At first, she was surprised to find herself having fun. The waves pulled her out and threw her back to the shore like they were rough-and-tumble friends. Sometimes she was swooped to shore under a bubbling, ruffling breaker, and sometimes she was lifted high on the crest of a wave, felt her tummy flop in on itself. The water was cold but even in October the air was hot and humid and the contrast felt warm and shivery, and against her better judgment, she found herself screaming and laughing and giggling with her father, who had finished the first set of margaritas-in-a-can and was working on finishing his second set. Where he kept them, she didn’t know and never found out.

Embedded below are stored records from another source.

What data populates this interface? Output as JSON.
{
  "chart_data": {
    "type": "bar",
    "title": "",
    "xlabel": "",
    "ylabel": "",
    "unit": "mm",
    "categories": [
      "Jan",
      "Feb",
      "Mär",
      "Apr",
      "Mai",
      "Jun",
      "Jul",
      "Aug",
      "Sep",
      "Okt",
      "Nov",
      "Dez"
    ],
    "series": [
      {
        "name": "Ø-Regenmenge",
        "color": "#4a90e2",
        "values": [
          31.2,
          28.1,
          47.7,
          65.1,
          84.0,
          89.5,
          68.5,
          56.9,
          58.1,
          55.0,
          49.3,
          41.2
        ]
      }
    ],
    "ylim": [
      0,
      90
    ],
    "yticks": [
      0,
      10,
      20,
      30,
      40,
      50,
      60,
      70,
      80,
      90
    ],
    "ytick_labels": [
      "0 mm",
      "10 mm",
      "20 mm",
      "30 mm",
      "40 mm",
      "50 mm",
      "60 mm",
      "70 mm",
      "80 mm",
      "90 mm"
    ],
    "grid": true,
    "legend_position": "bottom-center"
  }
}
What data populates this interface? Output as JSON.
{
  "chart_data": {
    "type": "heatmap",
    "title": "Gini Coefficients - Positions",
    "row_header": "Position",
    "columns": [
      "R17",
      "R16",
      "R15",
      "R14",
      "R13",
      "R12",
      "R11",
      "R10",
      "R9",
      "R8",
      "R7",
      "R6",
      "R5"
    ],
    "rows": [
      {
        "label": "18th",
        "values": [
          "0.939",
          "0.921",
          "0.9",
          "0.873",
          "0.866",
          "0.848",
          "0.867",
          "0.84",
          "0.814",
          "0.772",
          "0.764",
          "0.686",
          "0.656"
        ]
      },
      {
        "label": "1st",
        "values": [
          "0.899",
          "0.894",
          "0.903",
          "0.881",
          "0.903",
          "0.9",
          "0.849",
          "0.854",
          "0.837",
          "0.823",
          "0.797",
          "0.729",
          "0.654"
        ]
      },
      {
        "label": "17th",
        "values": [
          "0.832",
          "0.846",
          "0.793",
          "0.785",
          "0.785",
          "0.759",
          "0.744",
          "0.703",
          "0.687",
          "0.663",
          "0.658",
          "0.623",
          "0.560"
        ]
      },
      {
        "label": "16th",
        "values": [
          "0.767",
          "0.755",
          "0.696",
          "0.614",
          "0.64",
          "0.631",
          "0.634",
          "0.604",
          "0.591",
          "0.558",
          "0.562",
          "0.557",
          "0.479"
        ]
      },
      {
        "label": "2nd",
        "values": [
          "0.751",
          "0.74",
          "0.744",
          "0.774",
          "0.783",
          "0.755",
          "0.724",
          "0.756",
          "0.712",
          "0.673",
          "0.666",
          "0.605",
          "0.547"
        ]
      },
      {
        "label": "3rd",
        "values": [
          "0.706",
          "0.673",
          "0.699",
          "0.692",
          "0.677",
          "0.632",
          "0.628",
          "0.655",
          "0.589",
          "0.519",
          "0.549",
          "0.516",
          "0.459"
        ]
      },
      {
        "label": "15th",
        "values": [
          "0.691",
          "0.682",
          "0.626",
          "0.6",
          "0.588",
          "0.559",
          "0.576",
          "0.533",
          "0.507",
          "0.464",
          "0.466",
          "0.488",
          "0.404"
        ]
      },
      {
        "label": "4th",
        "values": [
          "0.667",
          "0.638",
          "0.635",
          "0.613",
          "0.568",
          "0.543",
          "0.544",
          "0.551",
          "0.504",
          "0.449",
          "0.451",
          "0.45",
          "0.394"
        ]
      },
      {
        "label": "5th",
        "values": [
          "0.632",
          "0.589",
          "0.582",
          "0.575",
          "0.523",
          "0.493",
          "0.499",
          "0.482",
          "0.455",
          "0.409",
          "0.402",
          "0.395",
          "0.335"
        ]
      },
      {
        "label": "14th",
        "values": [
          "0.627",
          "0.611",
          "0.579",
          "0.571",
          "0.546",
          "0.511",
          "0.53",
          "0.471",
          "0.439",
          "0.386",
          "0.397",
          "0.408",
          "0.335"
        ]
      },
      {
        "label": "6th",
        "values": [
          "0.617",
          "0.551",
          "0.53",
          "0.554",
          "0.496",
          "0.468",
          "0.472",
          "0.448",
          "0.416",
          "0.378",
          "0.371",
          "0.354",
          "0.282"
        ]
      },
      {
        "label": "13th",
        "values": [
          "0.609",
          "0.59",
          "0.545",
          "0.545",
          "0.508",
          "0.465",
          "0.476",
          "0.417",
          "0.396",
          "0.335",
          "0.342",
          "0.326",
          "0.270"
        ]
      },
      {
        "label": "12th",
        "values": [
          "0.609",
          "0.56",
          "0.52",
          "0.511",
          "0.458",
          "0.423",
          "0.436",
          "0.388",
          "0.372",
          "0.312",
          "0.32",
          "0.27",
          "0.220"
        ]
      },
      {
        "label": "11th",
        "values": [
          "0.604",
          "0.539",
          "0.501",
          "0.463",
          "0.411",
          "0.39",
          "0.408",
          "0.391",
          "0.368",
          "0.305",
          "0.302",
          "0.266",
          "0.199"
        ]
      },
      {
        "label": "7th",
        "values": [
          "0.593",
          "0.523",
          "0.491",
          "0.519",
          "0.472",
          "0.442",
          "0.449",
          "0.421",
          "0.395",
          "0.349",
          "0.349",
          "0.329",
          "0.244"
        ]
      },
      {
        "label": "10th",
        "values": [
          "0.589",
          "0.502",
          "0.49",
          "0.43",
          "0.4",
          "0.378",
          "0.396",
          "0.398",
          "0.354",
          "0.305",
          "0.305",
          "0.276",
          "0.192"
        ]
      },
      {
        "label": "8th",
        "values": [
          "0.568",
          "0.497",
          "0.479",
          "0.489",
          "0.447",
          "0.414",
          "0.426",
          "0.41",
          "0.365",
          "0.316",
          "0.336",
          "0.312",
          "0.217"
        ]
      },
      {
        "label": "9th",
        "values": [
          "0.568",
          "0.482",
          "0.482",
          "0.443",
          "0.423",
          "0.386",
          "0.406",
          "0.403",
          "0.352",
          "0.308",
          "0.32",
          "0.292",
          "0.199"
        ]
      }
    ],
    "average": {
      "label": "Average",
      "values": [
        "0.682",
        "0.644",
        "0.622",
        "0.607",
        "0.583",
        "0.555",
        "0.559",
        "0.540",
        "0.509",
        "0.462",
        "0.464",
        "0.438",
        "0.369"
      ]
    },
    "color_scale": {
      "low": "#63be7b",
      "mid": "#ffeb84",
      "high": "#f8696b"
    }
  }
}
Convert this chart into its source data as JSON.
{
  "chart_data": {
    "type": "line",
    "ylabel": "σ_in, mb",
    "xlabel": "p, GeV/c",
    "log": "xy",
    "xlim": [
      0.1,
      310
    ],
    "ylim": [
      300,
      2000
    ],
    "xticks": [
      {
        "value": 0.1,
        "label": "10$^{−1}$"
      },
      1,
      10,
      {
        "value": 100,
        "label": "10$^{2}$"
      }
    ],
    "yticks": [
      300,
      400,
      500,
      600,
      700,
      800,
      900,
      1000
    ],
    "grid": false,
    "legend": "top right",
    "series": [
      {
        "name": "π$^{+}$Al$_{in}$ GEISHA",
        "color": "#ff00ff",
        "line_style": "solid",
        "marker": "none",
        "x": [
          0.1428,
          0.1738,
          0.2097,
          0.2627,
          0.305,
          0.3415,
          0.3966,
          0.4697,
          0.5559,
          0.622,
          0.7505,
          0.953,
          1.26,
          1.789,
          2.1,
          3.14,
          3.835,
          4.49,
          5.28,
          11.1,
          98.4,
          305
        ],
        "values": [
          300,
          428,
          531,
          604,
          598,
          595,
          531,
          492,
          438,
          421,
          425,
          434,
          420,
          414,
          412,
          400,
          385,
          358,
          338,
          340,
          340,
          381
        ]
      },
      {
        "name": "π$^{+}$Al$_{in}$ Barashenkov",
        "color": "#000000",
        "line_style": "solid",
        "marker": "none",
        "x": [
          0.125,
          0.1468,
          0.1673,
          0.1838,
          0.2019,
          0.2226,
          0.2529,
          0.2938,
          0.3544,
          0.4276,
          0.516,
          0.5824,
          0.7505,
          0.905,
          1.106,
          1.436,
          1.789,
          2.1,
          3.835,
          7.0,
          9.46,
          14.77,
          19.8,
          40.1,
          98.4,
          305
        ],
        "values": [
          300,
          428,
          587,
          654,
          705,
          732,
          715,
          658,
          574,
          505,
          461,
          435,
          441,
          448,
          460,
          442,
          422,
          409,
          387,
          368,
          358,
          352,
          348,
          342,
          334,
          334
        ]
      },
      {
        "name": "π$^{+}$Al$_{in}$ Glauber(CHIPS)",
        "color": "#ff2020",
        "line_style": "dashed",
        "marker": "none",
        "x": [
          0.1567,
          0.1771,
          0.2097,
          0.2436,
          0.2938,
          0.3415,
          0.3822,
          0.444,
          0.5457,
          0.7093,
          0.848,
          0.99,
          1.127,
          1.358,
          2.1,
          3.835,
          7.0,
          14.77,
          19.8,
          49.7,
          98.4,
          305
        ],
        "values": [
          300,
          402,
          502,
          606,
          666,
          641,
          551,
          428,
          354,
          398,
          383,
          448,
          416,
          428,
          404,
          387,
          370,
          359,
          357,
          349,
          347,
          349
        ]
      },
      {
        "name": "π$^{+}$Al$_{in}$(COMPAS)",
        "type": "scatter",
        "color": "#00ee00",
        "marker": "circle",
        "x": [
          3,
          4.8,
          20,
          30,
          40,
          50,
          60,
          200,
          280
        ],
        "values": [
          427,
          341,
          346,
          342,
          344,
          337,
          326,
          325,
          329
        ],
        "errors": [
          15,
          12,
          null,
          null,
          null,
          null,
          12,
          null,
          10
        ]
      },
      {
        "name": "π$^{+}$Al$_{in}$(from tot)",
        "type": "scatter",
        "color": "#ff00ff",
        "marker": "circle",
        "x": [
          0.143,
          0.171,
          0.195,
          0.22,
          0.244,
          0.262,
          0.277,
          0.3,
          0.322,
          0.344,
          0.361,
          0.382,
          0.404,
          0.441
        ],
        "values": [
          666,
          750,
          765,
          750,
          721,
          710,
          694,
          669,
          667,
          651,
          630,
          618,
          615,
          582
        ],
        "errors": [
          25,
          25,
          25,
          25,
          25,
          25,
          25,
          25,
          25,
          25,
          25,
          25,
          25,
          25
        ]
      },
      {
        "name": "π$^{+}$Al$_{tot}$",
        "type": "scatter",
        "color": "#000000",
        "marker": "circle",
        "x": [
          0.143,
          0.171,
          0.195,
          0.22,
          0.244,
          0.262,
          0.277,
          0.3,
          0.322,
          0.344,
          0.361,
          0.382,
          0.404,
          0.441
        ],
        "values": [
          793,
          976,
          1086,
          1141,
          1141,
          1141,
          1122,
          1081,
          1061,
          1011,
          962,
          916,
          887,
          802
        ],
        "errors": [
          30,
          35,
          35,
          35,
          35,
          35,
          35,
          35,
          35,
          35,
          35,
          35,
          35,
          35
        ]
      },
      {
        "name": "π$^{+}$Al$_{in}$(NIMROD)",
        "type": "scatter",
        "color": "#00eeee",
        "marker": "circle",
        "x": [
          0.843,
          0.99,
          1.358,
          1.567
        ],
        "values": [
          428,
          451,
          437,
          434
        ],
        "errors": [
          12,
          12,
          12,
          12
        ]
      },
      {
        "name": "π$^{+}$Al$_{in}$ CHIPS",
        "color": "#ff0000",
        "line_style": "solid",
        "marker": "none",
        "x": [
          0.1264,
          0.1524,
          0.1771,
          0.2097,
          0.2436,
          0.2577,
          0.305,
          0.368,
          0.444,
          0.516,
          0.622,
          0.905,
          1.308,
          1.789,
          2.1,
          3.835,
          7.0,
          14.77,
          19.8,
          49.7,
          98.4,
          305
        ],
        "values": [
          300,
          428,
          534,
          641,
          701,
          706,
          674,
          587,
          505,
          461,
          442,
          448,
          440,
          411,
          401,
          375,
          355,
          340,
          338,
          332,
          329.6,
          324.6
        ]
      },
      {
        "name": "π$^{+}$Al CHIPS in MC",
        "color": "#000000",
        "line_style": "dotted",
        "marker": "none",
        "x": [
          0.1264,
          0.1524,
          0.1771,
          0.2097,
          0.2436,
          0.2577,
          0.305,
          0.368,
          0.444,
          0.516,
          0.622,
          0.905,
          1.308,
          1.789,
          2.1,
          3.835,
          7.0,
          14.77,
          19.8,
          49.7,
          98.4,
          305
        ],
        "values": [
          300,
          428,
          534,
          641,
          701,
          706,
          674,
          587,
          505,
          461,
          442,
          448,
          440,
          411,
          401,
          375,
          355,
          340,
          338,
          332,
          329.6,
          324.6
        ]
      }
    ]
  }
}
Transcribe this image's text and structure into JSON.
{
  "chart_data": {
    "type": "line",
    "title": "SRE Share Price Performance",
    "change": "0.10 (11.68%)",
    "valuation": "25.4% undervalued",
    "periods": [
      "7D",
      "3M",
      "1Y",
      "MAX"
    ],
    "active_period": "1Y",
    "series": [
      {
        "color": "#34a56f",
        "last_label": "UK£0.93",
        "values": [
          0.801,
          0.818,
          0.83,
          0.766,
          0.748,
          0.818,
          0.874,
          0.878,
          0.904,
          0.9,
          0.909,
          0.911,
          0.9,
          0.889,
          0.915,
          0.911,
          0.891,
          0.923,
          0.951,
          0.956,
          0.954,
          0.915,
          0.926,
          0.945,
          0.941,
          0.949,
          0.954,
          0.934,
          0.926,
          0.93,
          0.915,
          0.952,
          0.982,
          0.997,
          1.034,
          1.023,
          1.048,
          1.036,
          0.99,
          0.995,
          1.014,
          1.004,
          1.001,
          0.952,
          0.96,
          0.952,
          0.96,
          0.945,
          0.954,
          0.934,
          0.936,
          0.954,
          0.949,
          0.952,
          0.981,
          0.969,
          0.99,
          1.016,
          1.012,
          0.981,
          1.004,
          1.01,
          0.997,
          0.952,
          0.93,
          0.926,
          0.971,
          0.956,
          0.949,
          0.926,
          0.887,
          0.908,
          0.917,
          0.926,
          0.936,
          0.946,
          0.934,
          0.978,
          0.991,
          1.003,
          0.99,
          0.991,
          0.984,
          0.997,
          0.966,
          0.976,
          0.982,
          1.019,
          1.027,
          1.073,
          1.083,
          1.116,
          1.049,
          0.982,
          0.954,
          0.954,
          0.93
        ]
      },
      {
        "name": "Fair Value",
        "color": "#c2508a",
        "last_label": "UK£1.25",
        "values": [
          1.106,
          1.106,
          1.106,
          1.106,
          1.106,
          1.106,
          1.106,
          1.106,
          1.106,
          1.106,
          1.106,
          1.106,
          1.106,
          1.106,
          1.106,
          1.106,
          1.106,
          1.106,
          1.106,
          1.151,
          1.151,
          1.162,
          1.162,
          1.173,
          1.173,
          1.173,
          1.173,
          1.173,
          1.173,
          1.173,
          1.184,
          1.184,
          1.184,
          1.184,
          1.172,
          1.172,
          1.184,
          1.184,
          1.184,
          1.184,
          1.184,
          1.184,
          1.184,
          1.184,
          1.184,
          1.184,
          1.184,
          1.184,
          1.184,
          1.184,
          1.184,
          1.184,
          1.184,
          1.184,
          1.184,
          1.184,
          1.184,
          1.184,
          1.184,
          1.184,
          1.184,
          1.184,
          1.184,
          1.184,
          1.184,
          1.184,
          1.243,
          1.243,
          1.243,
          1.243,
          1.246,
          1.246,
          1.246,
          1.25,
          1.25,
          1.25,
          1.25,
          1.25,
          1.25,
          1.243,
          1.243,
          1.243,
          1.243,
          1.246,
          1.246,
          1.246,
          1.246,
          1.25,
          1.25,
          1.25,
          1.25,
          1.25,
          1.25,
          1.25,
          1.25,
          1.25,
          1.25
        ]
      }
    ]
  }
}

It was unexpected fun, which made it somehow even more fun, the kind of fun you had when you got away with something, but then the storm she’d seen in the distance fell onto them in a rush, and the waves, already heavy and forceful and on the verge of mean, crashed over them with real purpose. Rose became anxious. Gallons of salt water sloshed into her nose and mouth. They had moved farther and farther down the shoreline so that she couldn’t see where they’d parked the car anymore. She tried to catch her daddy’s attention, but he didn’t care about the heavy rain, the rough waters. He thought it was all hilarious good fun, and he was drunk. Then a wave picked her up and then threw her down on the beach, where she landed face-first, cutting her skin just under her right eye against the blunt plastic of her goggles. Her cheek felt bruised and her whole body hurt and she stood up shakily and watched her daddy waving at her, yelling, “You’re all right, pumpkin. I’ll meet you back at the car.” Except the car was locked and the rain was coming down hard and fast and she sat behind the car, leaned against the back bumper, where the wind and rain didn’t hit her as hard, though they still hit her, and still pretty hard. Her father didn’t come back for another hour, deep into his drunk and missing his own inner tube and pith helmet. He didn’t see her, maybe, or had forgotten all about her, had jostled the driver’s-side door open and jumped into the seat and started the car all before she could even stand herself up — cold and tired and sore. It took minutes of her pounding on the passenger window before he realized she was still there, the doors were still locked. She refused to speak to him the whole way home, but he was too drunk to notice or care. Typically him: sober enough to drive home, too drunk to notice his daughter. By the time he dropped her off at her mother’s, the storm had passed and he blew her a kiss and gave her a smile and a wave as if they’d just finished a picture-perfect daddy-daughter day, and then he was gone.